‘She’s Unmer,’ he said. ‘She’ll kill you without meaning to.’
‘She can’t be Unmer,’ Ida retorted. ‘The Haurstaf would have sensed her.’
The colonel looked at her without the faintest glimmer of emotion. ‘If you say so,’ he said. ‘Debating the situation further serves no purpose, ma’am. Please move aside, or we will remove you by force.’
Ida did as she was told, stepping through the piles of glittering junk. Now that she thought about it, the girl’s frock did look old enough to be an antique. An original Unmer garment, intact and undamaged by the sea? The sheer value of it astonished her. And wasn’t there an odd graveyard smell in the air?

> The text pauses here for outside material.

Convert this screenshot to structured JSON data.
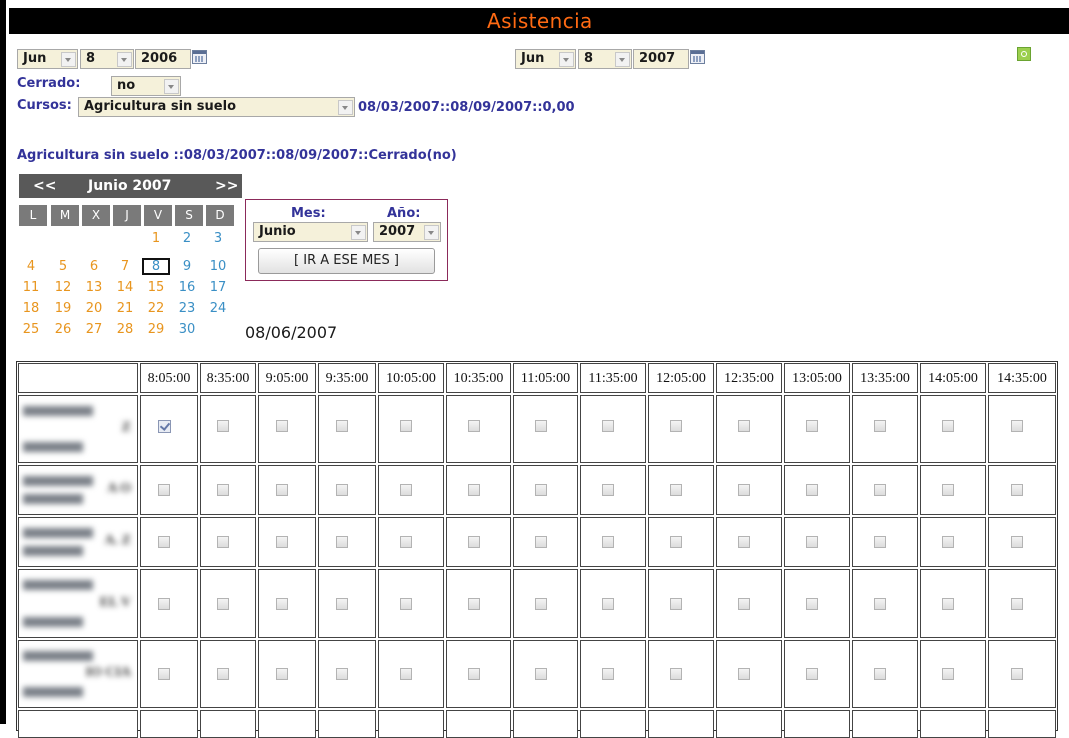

‘But how did she get out?’ she said.
‘Crawled straight through a wall, I imagine.’
‘But the Haurstaf would have sensed that!’
The colonel puffed on his cigar. ‘The Haurstaf always seem a trifle lax when the emperor neglects to pay his dues on time. If you would be so kind as to make your way towards the nearest exit, we will handle the crisis from here.’
The soldier beside him grunted. ‘Fucking extortion is what it is.’ A great dark brute of a man, he crouched on his high perch like some enormous ape, with the butt of his firearm pressed firmly into his massive shoulder and the barrel aimed at the child. On the back of his hand he bore a small black tattoo. It looked like a shovel.
‘Language, Sergeant Creedy.’
‘Well, it is,’ the other man persisted. ‘They let this one escape to teach Hu a lesson.’